0
votes

I am facing this odd situation. I have the following setup.

  • React JS app created using create-react-app
  • Code on GitHub
  • Azure Web App - Create from the Azure Portal.
  • Azure DevOps + Pipelines + YAML

I have been doing a bunch of deployments this week and I noticed this situation. Every 1st deployment, always ends up with the following situation inside the wwwroot folder.

enter image description here

But, every subsequent deployment, works just fine.

To reproduce

  • Create a new app with create-react-app
  • Put it on GitHub
  • Link GitHub repository with Azure DevOps Pipelines
  • Target the Pipeline to deploy to a Azure Web App, which has been created brand new.

The initial deployment, will always fail, with the above image. And, please, remember, Subsequent deployments dont fail.

So, the question is, is there something I can do to prevent this?

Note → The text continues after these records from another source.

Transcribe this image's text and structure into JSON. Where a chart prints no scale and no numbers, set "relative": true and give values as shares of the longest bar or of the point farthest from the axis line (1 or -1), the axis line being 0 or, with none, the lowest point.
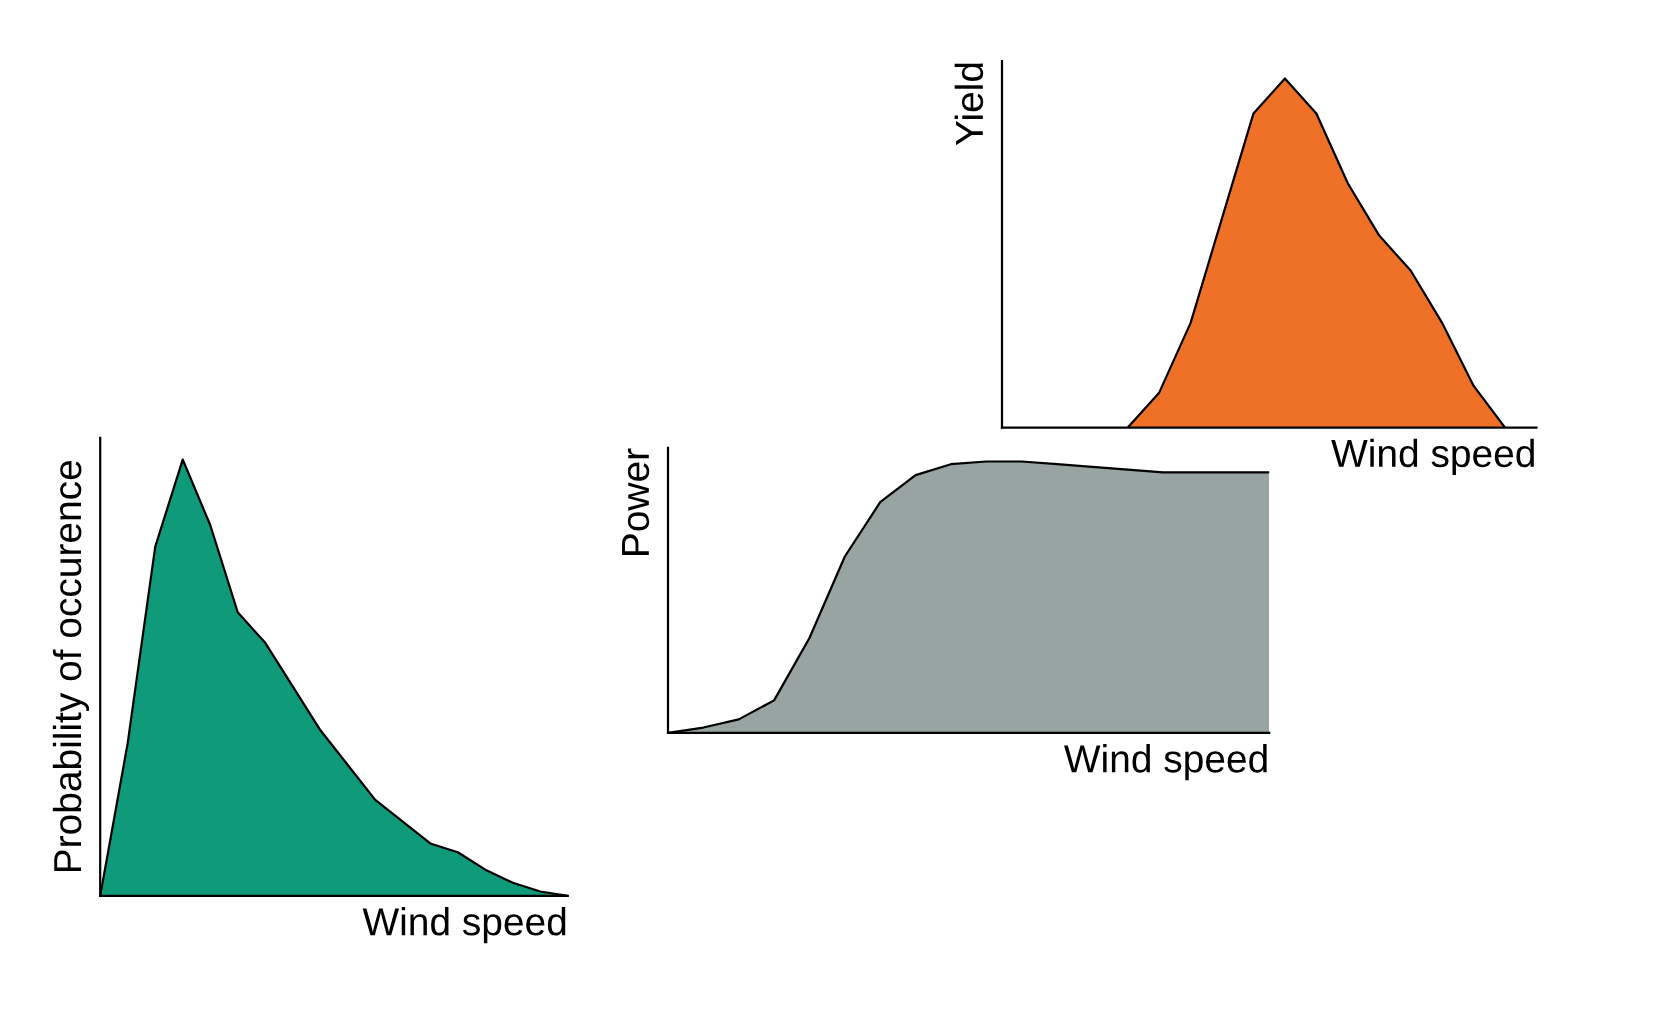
{
  "chart_data": [
    {
      "type": "area",
      "relative": true,
      "xlabel": "Wind speed",
      "ylabel": "Probability of occurence",
      "tick_labels": false,
      "categories": [
        null,
        null,
        null,
        null,
        null,
        null,
        null,
        null,
        null,
        null,
        null,
        null,
        null,
        null,
        null,
        null,
        null,
        null
      ],
      "series": [
        {
          "color": "#0f9a7a",
          "values": [
            0,
            0.35,
            0.8,
            1.0,
            0.85,
            0.65,
            0.58,
            0.48,
            0.38,
            0.3,
            0.22,
            0.17,
            0.12,
            0.1,
            0.06,
            0.03,
            0.01,
            0
          ]
        }
      ]
    },
    {
      "type": "area",
      "relative": true,
      "xlabel": "Wind speed",
      "ylabel": "Power",
      "tick_labels": false,
      "categories": [
        null,
        null,
        null,
        null,
        null,
        null,
        null,
        null,
        null,
        null,
        null,
        null,
        null,
        null,
        null,
        null,
        null,
        null
      ],
      "series": [
        {
          "color": "#98a4a2",
          "values": [
            0,
            0.02,
            0.05,
            0.12,
            0.35,
            0.65,
            0.85,
            0.95,
            0.99,
            1,
            1,
            0.99,
            0.98,
            0.97,
            0.96,
            0.96,
            0.96,
            0.96
          ]
        }
      ]
    },
    {
      "type": "area",
      "relative": true,
      "xlabel": "Wind speed",
      "ylabel": "Yield",
      "tick_labels": false,
      "categories": [
        null,
        null,
        null,
        null,
        null,
        null,
        null,
        null,
        null,
        null,
        null,
        null,
        null,
        null,
        null,
        null,
        null,
        null
      ],
      "series": [
        {
          "color": "#ee7127",
          "values": [
            null,
            null,
            null,
            null,
            0,
            0.1,
            0.3,
            0.6,
            0.9,
            1.0,
            0.9,
            0.7,
            0.55,
            0.45,
            0.3,
            0.12,
            0,
            null
          ]
        }
      ]
    }
  ]
}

I am planning to automate resource creation on Azure, along with automating deployment.

Update 1

as per the comment, including my YAML here. I use this in all of my react JS deployments, which show the same issue as above.

trigger:
- master

pool:
  vmImage: 'ubuntu-latest'


- task: NodeTool@0
  inputs:
    versionSpec: '10.x'
  displayName: 'Install Node.js'

- script: |
    npm install
    npm run build
  displayName: 'npm install and build'



- task: CopyFiles@2
  inputs:
    Contents: 'build/**' # Pull the build directory (React)
    TargetFolder: '$(Build.ArtifactStagingDirectory)'


- task: PublishBuildArtifacts@1
  inputs: 
    pathtoPublish: $(Build.ArtifactStagingDirectory) # dist or build files
    ArtifactName: 'www' # output artifact named www

- task: ArchiveFiles@2
  inputs:
    rootFolderOrFile: '$(Build.ArtifactStagingDirectory)/build/'
    includeRootFolder: false


- task: AzureWebApp@1
  inputs:
    azureSubscription: 'ReactJSRecipeAppConnection'
    appName: 'ReactJSRecipeAppSep232020'
    package: '$(Build.ArtifactStagingDirectory)/$(Build.BuildId).zip' 
2
maybe it times out? like installing some dependencies and that finishes, but the install timeout and then the second install doesnt need to do that, and hence, doesnt time out - 4c74356b41
I really dont think so. I must have deployed like half a dozen sites this week. constant and continues situation everytime. I cannot believe that every site i ever create is timing out every time. the files are simply not going into the wwwroot folder. somewhere along the way in the pipeline, i think, a config file is not getting properly created. it could be the way azure-devops works. - Jay
why would it work the second time, though? - 4c74356b41
thats what I am hoping to find out :) right now, I am just triggering a second deployment, every time, to overcome this problem. the code, YAML pipeline, nothing is changed. - Jay
@Jay Please share you YAML pipeline and set variable system.debug to true to get detailed log. - Cece Dong - MSFT

2 Answers

1
votes

FAILED TO INITIALIZE RUN FROM PACKAGE usually means the zip file is corrupted or not deflateable. Please check whether the WEBSITE_RUN_FROM_PACKAGE flag under App Service -> Application settings was set.

In addition, try to use task Azure App Service deploy v4, instead of task Azure Web App v1.

0
votes

Taking off from the discussion about with @Cece Dong, here is what eventually worked for me.

trigger:
- master

pool:
  vmImage: 'ubuntu-latest'

steps:
- task: NodeTool@0
  inputs:
    versionSpec: '10.x'
  displayName: 'Install Node.js'

- script: |
    npm install
    npm run build
  displayName: 'npm install and build'

- task: CopyFiles@2
  inputs:
    Contents: 'build/**' # Pull the build directory (React)
    TargetFolder: '$(Build.ArtifactStagingDirectory)'

- task: PublishBuildArtifacts@1
  inputs: 
    pathtoPublish: $(Build.ArtifactStagingDirectory) # dist or build files
    ArtifactName: 'www' # output artifact named www

- task: ArchiveFiles@2
  inputs:
    rootFolderOrFile: '$(Build.ArtifactStagingDirectory)/build/'
    includeRootFolder: false

- task: AzureRMWebAppDeployment@4
  inputs:
    appType: webApp    
    azureSubscription: 'RandomStuffReactJSConnection'
    WebAppName: 'randomstuffreactjsappsept24'
    package: '$(Build.ArtifactStagingDirectory)/$(Build.BuildId).zip' 

The above, I can confirm, no longer requires a second trigger for a proper deployment.